Hi,
I wrote a kernel, a basic edge detector, it looks like this:
void __global__ kernelEdgeb3(uchar4* out, int pitch)
{
int y = blockDim.y * blockIdx.y + threadIdx.y;
int x = blockDim.x * blockIdx.x + threadIdx.x;
int sumx, sumy;
uchar4 result;
uchar4 rgb1 = texfetch(texb4_a, x-1, y-1);
uchar4 rgb2 = texfetch(texb4_a, x, y-1);
uchar4 rgb3 = texfetch(texb4_a, x+1, y-1);
uchar4 rgb4 = texfetch(texb4_a, x-1, y);
uchar4 rgb6 = texfetch(texb4_a, x+1, y);
uchar4 rgb7 = texfetch(texb4_a, x-1, y+1);
uchar4 rgb8 = texfetch(texb4_a, x, y+1);
uchar4 rgb9 = texfetch(texb4_a, x+1, y+1);
int3 sumX;
int3 sumY;
sumX.x = (int)rgb1.x - rgb3.x + ((int)rgb4.x - rgb6.x)*2 + rgb7.x - rgb9.x;
sumX.y = (int)rgb1.y - rgb3.y + ((int)rgb4.y - rgb6.y)*2 + rgb7.y - rgb9.y;
sumX.z = (int)rgb1.z - rgb3.z + ((int)rgb4.z - rgb6.z)*2 + rgb7.z - rgb9.z;
sumY.x = (int)rgb1.x - rgb7.x + ((int)rgb2.x - rgb8.x)*2 + rgb3.x - rgb9.x;
sumY.y = (int)rgb1.y - rgb7.y + ((int)rgb2.y - rgb8.y)*2 + rgb3.y - rgb9.y;
sumY.z = (int)rgb1.z - rgb7.z + ((int)rgb2.z - rgb8.z)*2 + rgb3.z - rgb9.z;
sumx = min((abs(sumX.x) + abs(sumX.y) + abs(sumX.z)) / 3, 255);
sumy = abs(sumY.x) + abs(sumY.y);
/*---->*/ //sumy += abs(sumY.z);
sumy = min(sumy / 3, 255);
result = make_uchar4(sumx, 0, sumy, 255);
//return result
out = (uchar4*)( ((uchar1*)out) + pitch*y );
out[x] = result;
}
The input texture is of type texture<uchar4, 2, cudaReadModeElementType> and holds RGBA information. I’m just applying the sobel discrete filter kernel for all of the color channels and combine the results afterwards.

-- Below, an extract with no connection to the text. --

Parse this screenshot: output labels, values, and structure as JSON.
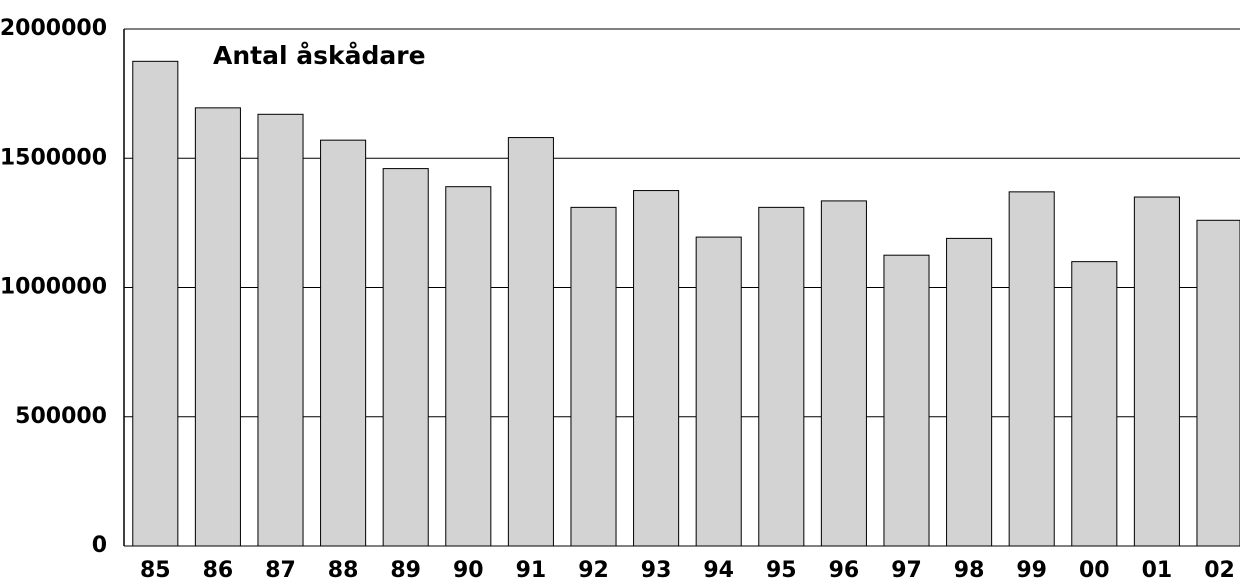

Most of the stuff you can just overread and get to the line i marked with an arrow. Uncommenting this line, makes my resulting image grey. That should be impossible, since make_uchar4(…) sets the green channel always to zero.
It seems, that the problem is accessing sumY.z ! Any other variable or constant works.
Further test gave me, that rgb2.z - rgb8.z causes the failure (grey result image). Outputting rgb2.z or rgb8.z alone works.
Also, the whole calculation works, if i comment out the calculation of any of the components of sumX. So this might be some kind of stack overflow?
What might cause this problem?
I’m working with MSVS 2005 on WinXP with a 8800GTX.
Thanks in advance!